Sa tête tournait un peu. Difficilement. Comme une toupie qui se fraierait un chemin dans du coton.
— Tu te rappelles quelque chose toi, l'oiseau ?
— Ieeek.
Petit veinard.
Quand il posa la main sur la commande de déverrouillage, le temps s'étira avec une lenteur irréelle. Il lui manquait une information. Par qui ?
Des yeux jaunes.
Pourquoi personne n'avait rien évoqué ?
À l'intérieur, l'espace était trop grand, trop vide, trop impersonnel. Harlock s'était installé là depuis trop peu de temps pour y apporter une atmosphère plus chaleureuse. La pièce n'était meublée que d'un unique bureau, une seule chaise. Les rangements étaient intégrés aux murs, les écrans s'escamotaient dans les cloisons. La porte coulissante qui menait à la chambre était presque invisible.
L'espace était vide.
Mais la chaise était occupée.
— Qu'est-ce que... Comment est-ce que tu es entrée ?
Ses souvenirs s'emmêlaient. Des yeux... Pourquoi personne n'en avait parlé ?
Elle était grande et svelte, avec un port altier, des membres graciles, des doigts peut-être un peu trop longs. Elle portait une combinaison vert d'eau drapée de voiles éthérés. Ses cheveux évanescents encadraient l'ovale allongé de son visage d'un halo bleuté.
— Je sais me rendre invisible aux regards, Katz'n. Je me maintiens à la périphérie des perceptions, ainsi ma présence s'efface des mémoires.
Cela n'expliquait pas grand-chose.
— Tu m'as invité à te suivre alors je t'ai suivi, ajouta-t-elle.
D'accord. Harlock se pinça l'arête du nez. D'accord. Elle l'avait donc suivi jusque chez lui après avoir manqué de le tuer d'un coup de griffe. Était-elle venue achever le travail ?
Elle se leva, pencha la tête de côté, redressa ses oreilles elfiques comme un animal curieux.
— J'ai indiqué à ton médecin quelle était la meilleure façon de te soigner.
Sa prononciation était sifflante, les intonations improbables. Ses lèvres étaient presque invisibles sur sa peau albâtre.
Harlock ne voyait pas sa bouche bouger quand elle parlait.
— Pourquoi ne m'a-t-il rien dit ? rétorqua-t-il.
— Il l'a occulté. Ce n'est pas important.
Ce n'est pas important. Oui, il en était convaincu.

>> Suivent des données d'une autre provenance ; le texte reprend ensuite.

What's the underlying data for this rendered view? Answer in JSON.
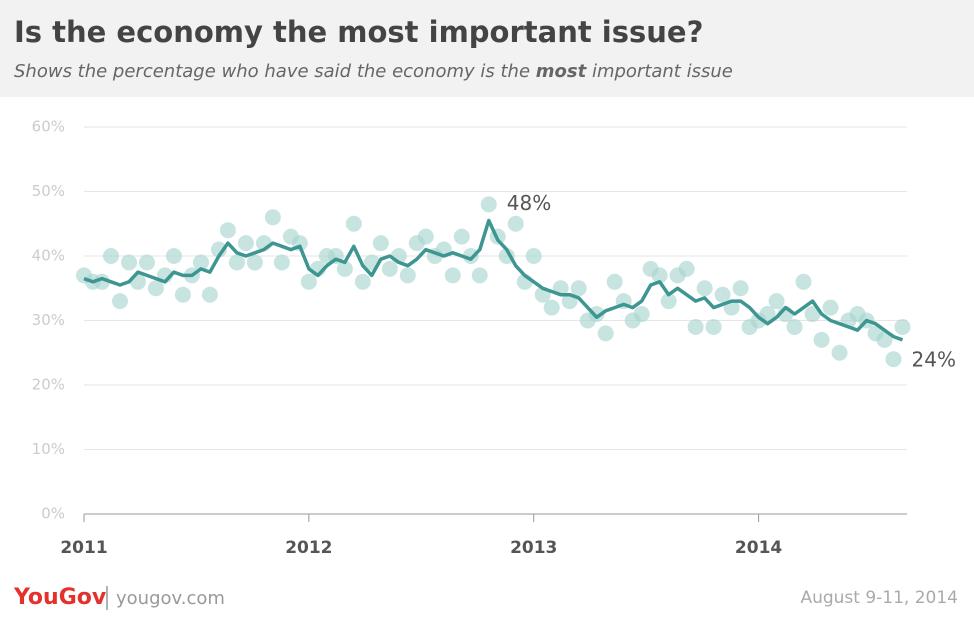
{
  "chart_data": {
    "type": "scatter",
    "title": "Is the economy the most important issue?",
    "subtitle": [
      "Shows the percentage who have said the economy is the ",
      "most",
      " important issue"
    ],
    "x": [
      2011.0,
      2011.04,
      2011.08,
      2011.12,
      2011.16,
      2011.2,
      2011.24,
      2011.28,
      2011.32,
      2011.36,
      2011.4,
      2011.44,
      2011.48,
      2011.52,
      2011.56,
      2011.6,
      2011.64,
      2011.68,
      2011.72,
      2011.76,
      2011.8,
      2011.84,
      2011.88,
      2011.92,
      2011.96,
      2012.0,
      2012.04,
      2012.08,
      2012.12,
      2012.16,
      2012.2,
      2012.24,
      2012.28,
      2012.32,
      2012.36,
      2012.4,
      2012.44,
      2012.48,
      2012.52,
      2012.56,
      2012.6,
      2012.64,
      2012.68,
      2012.72,
      2012.76,
      2012.8,
      2012.84,
      2012.88,
      2012.92,
      2012.96,
      2013.0,
      2013.04,
      2013.08,
      2013.12,
      2013.16,
      2013.2,
      2013.24,
      2013.28,
      2013.32,
      2013.36,
      2013.4,
      2013.44,
      2013.48,
      2013.52,
      2013.56,
      2013.6,
      2013.64,
      2013.68,
      2013.72,
      2013.76,
      2013.8,
      2013.84,
      2013.88,
      2013.92,
      2013.96,
      2014.0,
      2014.04,
      2014.08,
      2014.12,
      2014.16,
      2014.2,
      2014.24,
      2014.28,
      2014.32,
      2014.36,
      2014.4,
      2014.44,
      2014.48,
      2014.52,
      2014.56,
      2014.6,
      2014.64
    ],
    "series": [
      {
        "mode": "markers",
        "color": "#a9d6d0",
        "values": [
          37,
          36,
          36,
          40,
          33,
          39,
          36,
          39,
          35,
          37,
          40,
          34,
          37,
          39,
          34,
          41,
          44,
          39,
          42,
          39,
          42,
          46,
          39,
          43,
          42,
          36,
          38,
          40,
          40,
          38,
          45,
          36,
          39,
          42,
          38,
          40,
          37,
          42,
          43,
          40,
          41,
          37,
          43,
          40,
          37,
          48,
          43,
          40,
          45,
          36,
          40,
          34,
          32,
          35,
          33,
          35,
          30,
          31,
          28,
          36,
          33,
          30,
          31,
          38,
          37,
          33,
          37,
          38,
          29,
          35,
          29,
          34,
          32,
          35,
          29,
          30,
          31,
          33,
          31,
          29,
          36,
          31,
          27,
          32,
          25,
          30,
          31,
          30,
          28,
          27,
          24,
          29
        ]
      },
      {
        "mode": "line",
        "color": "#3d9691",
        "values": [
          36.5,
          36,
          36.5,
          36,
          35.5,
          36,
          37.5,
          37,
          36.5,
          36,
          37.5,
          37,
          37,
          38,
          37.5,
          40,
          42,
          40.5,
          40,
          40.5,
          41,
          42,
          41.5,
          41,
          41.5,
          38,
          37,
          38.5,
          39.5,
          39,
          41.5,
          38.5,
          37,
          39.5,
          40,
          39,
          38.5,
          39.5,
          41,
          40.5,
          40,
          40.5,
          40,
          39.5,
          41,
          45.5,
          42.5,
          41,
          38.5,
          37,
          36,
          35,
          34.5,
          34,
          34,
          33.5,
          32,
          30.5,
          31.5,
          32,
          32.5,
          32,
          33,
          35.5,
          36,
          34,
          35,
          34,
          33,
          33.5,
          32,
          32.5,
          33,
          33,
          32,
          30.5,
          29.5,
          30.5,
          32,
          31,
          32,
          33,
          31,
          30,
          29.5,
          29,
          28.5,
          30,
          29.5,
          28.5,
          27.5,
          27
        ]
      }
    ],
    "annotations": [
      {
        "text": "48%",
        "x": 2012.8,
        "y": 48
      },
      {
        "text": "24%",
        "x": 2014.6,
        "y": 24
      }
    ],
    "xlim": [
      2011,
      2014.66
    ],
    "xticks": [
      2011,
      2012,
      2013,
      2014
    ],
    "ylim": [
      0,
      60
    ],
    "yticks": [
      {
        "value": 0,
        "label": "0%"
      },
      {
        "value": 10,
        "label": "10%"
      },
      {
        "value": 20,
        "label": "20%"
      },
      {
        "value": 30,
        "label": "30%"
      },
      {
        "value": 40,
        "label": "40%"
      },
      {
        "value": 50,
        "label": "50%"
      },
      {
        "value": 60,
        "label": "60%"
      }
    ],
    "grid": true,
    "footer": {
      "logo": "YouGov",
      "site": "yougov.com",
      "date": "August 9-11, 2014"
    }
  }
}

La pensée formulée le mit mal à l'aise sans qu'il ne sache pourquoi.
— Je me nomme Miime.
Elle appuya sur le « i » plus qu'il ne fallait, rendant la deuxième syllabe quasi indistincte.

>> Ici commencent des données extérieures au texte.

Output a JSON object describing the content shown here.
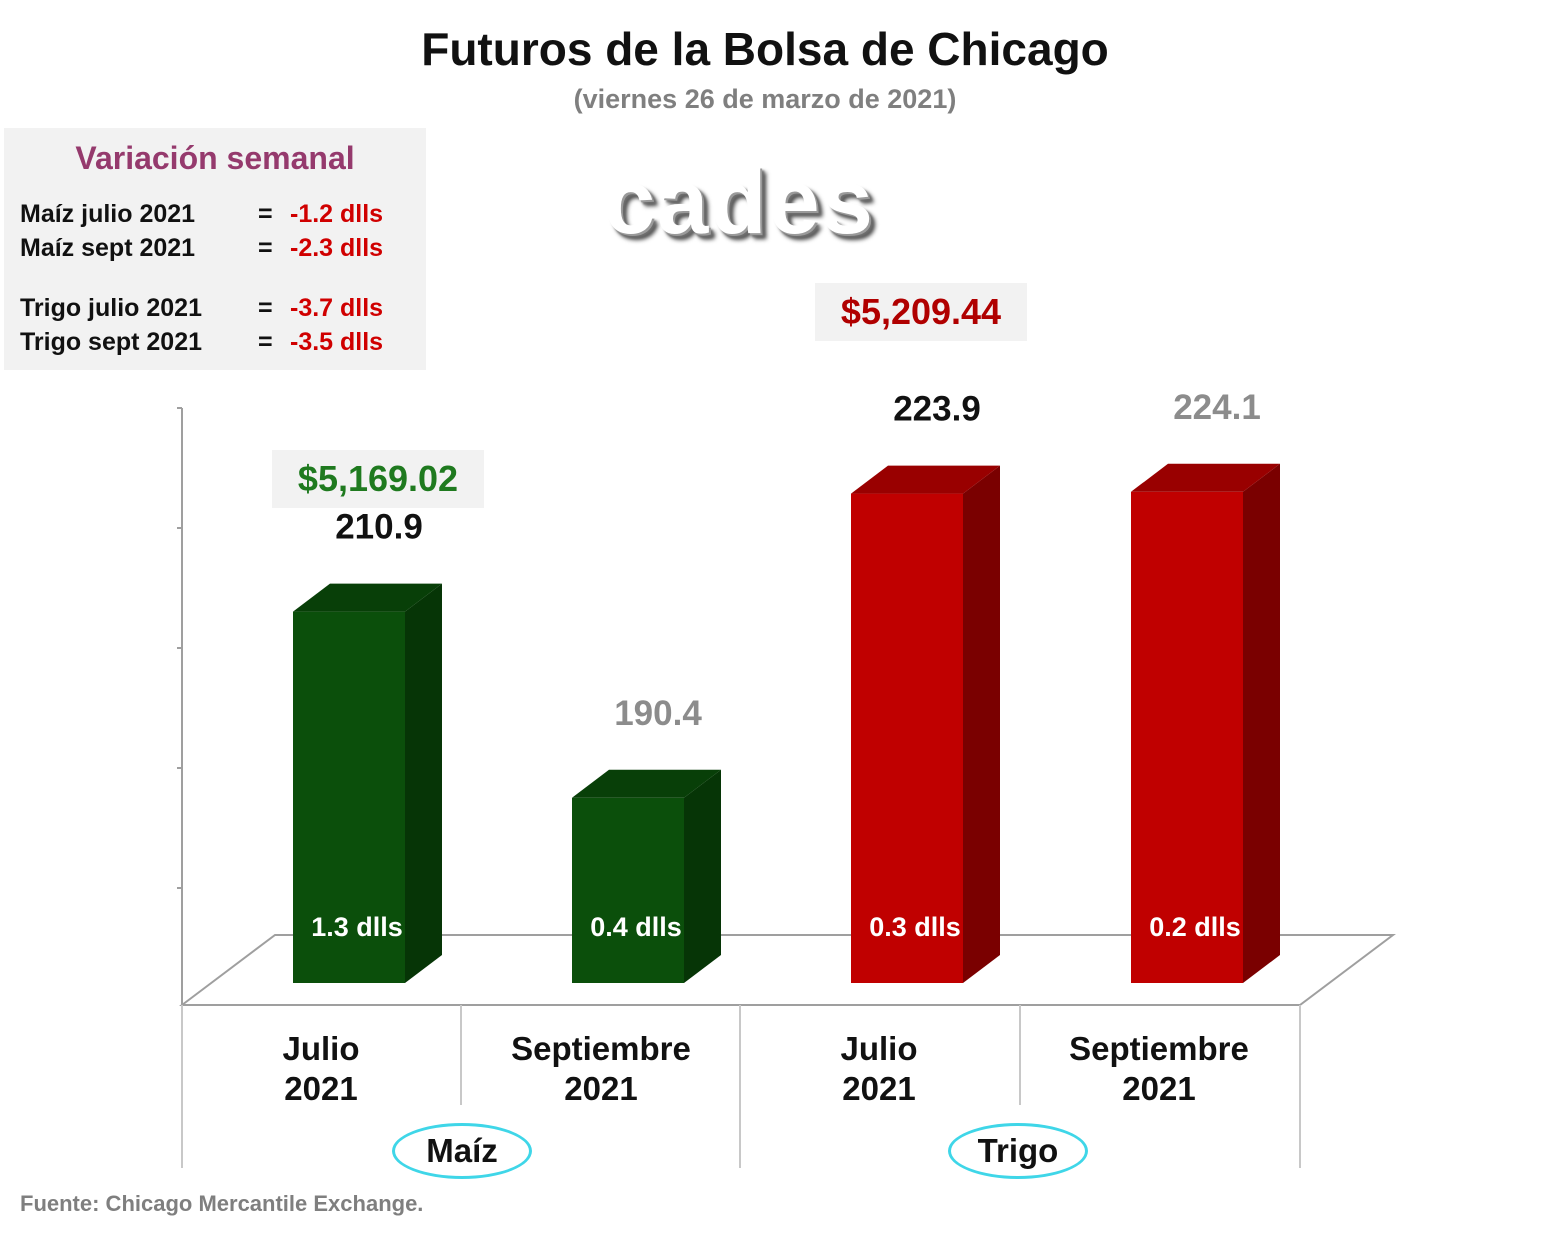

Elle le fixa de ses yeux immenses, ses yeux d'or, ses yeux scintillants. Ses pupilles étaient deux fentes. Son expression avait les relents ataviques de créatures mythiques plus vieilles que le monde. Elle était un peu plus grande que lui, et elle traînait à sa suite une présence plus grande encore, qui s'enroulait autour de lui et emplissait la pièce.
Lorsqu'elle se leva et qu'elle se déplaça vers lui, elle parut sinuer davantage que marcher.
— ... et je serai à tes côtés sur le chemin que tu t'es choisi, Harrokku.
Le temps tourbillonna dans les iris jaunes, se perdit dans des promesses d'éternité.
Le silence dura une seconde. Ou plus. Ou moins.
Puis le hululement de l'alarme générale tomba des hauteurs du plafond.